Heist movies live and die by their ability to find the right balance between drama and comedy. The heroes are usually pretty shabby, tragic figures, but their best cons are nothing less than masterpieces in theatrical farce.
TNT's terrific drama Leverage, about a group of con artists who play Robin Hood in modern-day Boston, has the perfect mix.
The show's latest season, Leverage: Third Season, was released this week, just ahead of the fourth-season premiere on TNT.
Leverage star Timothy Hutton puts down Leverage's success to the peculiar energy whipped up by the show's ensemble cast, which includes a supremely flirtatious Gina Bellman as confidence trickster Sophie, Christian Kane as bruiser Eliot, Aldis Hodge as the computer and tech head Hardison, and a remarkable Beth Riesgraf as the emotionally challenged safecracker Parker.
"We knew the show was going to have moments of real drama," Hutton, 50, says from Los Angeles. The other part of the mix, the levity, came as a surprise to show creators John Rogers and Chris Downey. They were smart enough to keep it.
"They embraced the comedy right away and it got worked into the [pilot] script," Hutton says.
Hutton's character, insurance investigator-turned-heist mastermind Nathan Ford, is a study in darkness and light: Ford left his cushy job when his young son died after his insurance company refused to pay for a potentially lifesaving procedure.
"The possibilities were completely open-ended in terms of where the characters would go," says Hutton. "And because he was so broken and so messed up inside, I felt there weren't a lot of rules. You could be insane at times, funny at times, angry about what had happened to him."
Hutton keeps mum about the new season, except to say Nathan and Sophie's tortured semiromantic relationship comes to a head. What's more, Hutton says, Parker, who seems to lack any social graces, finds love.

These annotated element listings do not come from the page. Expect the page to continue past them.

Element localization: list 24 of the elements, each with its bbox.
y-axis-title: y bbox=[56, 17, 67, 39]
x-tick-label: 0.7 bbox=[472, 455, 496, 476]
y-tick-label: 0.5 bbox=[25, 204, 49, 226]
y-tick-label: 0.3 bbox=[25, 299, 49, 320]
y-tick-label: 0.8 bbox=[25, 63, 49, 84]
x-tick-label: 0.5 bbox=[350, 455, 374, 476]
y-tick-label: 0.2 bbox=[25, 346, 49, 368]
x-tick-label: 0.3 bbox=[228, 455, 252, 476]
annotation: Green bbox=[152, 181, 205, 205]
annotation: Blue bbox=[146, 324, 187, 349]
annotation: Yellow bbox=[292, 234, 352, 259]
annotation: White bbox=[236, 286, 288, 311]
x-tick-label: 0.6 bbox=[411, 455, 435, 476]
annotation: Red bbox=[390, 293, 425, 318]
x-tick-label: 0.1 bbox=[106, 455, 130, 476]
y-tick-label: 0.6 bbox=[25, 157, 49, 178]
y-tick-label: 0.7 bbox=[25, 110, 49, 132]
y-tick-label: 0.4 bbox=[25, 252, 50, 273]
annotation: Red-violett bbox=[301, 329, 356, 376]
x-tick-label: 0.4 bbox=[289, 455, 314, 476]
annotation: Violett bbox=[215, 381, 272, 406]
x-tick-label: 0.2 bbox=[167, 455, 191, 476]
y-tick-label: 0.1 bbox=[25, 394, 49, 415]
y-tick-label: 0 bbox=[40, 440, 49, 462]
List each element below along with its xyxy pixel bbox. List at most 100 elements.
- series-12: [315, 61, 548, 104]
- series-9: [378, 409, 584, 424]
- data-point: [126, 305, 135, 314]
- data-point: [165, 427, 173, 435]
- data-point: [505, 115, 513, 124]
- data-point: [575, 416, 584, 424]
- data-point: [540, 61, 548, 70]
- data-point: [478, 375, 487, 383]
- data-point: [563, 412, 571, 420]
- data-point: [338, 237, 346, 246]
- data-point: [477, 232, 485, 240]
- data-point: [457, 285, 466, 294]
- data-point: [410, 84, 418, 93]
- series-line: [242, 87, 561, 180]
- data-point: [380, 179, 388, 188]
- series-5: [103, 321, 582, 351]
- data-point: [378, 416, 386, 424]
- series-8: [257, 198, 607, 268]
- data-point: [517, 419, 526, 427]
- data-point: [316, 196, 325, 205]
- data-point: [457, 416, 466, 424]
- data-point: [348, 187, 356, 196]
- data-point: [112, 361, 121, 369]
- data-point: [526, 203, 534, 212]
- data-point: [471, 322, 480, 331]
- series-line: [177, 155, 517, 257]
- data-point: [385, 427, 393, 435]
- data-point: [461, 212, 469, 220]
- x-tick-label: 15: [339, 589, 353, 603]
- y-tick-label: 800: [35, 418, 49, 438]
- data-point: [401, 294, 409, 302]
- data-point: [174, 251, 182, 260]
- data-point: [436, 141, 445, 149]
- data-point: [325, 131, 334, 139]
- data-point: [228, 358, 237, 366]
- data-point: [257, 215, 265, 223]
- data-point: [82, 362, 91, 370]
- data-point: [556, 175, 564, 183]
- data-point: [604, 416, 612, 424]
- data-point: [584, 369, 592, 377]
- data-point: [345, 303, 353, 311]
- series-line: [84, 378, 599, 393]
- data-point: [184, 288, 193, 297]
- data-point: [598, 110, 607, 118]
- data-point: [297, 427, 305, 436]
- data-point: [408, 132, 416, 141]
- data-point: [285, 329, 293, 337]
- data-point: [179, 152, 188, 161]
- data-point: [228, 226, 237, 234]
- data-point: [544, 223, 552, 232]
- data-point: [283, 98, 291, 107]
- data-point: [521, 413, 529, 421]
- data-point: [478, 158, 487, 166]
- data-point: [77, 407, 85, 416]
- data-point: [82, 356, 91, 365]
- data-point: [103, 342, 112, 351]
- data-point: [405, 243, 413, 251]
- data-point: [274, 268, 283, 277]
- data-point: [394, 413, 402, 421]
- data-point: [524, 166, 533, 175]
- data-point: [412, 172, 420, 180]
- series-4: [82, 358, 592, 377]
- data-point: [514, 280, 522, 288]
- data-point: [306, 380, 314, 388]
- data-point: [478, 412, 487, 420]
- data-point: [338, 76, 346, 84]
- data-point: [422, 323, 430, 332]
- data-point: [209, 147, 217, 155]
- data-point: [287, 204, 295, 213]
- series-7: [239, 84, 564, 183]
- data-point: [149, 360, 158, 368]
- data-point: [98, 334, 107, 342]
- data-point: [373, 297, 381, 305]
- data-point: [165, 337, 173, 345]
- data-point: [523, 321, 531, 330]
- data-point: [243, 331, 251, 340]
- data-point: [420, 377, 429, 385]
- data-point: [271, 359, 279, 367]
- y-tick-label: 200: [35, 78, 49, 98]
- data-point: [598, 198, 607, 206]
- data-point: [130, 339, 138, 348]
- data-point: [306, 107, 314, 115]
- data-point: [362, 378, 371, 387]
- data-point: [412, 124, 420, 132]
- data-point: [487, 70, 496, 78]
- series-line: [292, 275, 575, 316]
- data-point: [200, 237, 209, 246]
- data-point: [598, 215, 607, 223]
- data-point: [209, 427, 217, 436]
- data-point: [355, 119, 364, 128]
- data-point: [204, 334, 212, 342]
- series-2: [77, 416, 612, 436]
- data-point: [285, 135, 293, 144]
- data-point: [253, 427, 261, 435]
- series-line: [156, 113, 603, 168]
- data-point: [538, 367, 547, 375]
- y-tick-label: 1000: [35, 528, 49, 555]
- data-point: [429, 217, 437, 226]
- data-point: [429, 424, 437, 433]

Some of this year's most exciting dramas come not from HBO but from its sister network, HBO Latino. Three are being released on DVD by Maya Home Entertainment (
Hijos del Carnaval (Sons of Carnival) Season 1 & Season 2. This Portuguese-language hit from Brazil is a cross between a family soap and a gangster epic. The show opens on the birthday of self-styled godfather Anésio Gebara, who owns a samba school, and runs an illegal lottery. The show is propelled by the constantly shifting power play between the 75-year-old boss and his three sons, each of whom was born to women of different ethnic backgrounds. ($29.98; not rated.)
Capadocia: Season 1. A hard-hitting, violent, yet strangely moving tale, this series from Mexico tells the story of society's most powerless class - female prisoners.
The story is set in an experimental women's prison in Mexico City, which authorities are using to test-run enlightened reforms. In reality, it was created by local manufacturers and investors as a source of cheap forced labor. ($19.98; not rated.)
Epitafios: Season 2. Crime thrillers don't get more brilliant, or gruesome, than this intense serial-killer series from Argentina.
As with its debut year, the entire season revolves around the activities of a vicious killer who stalks the streets of Buenos Aires. Cecilia Roth gives a stellar performance as one of the cops on the killer's tail. Trouble is, Cecilia has demons of her own. She confronts them by playing Russian roulette at an underground club against other suicidal adrenaline junkies.
Epitafios, which is due July 12, is not for the fainthearted. But it is a must-see for fans of the genre. ($19.98; not rated.)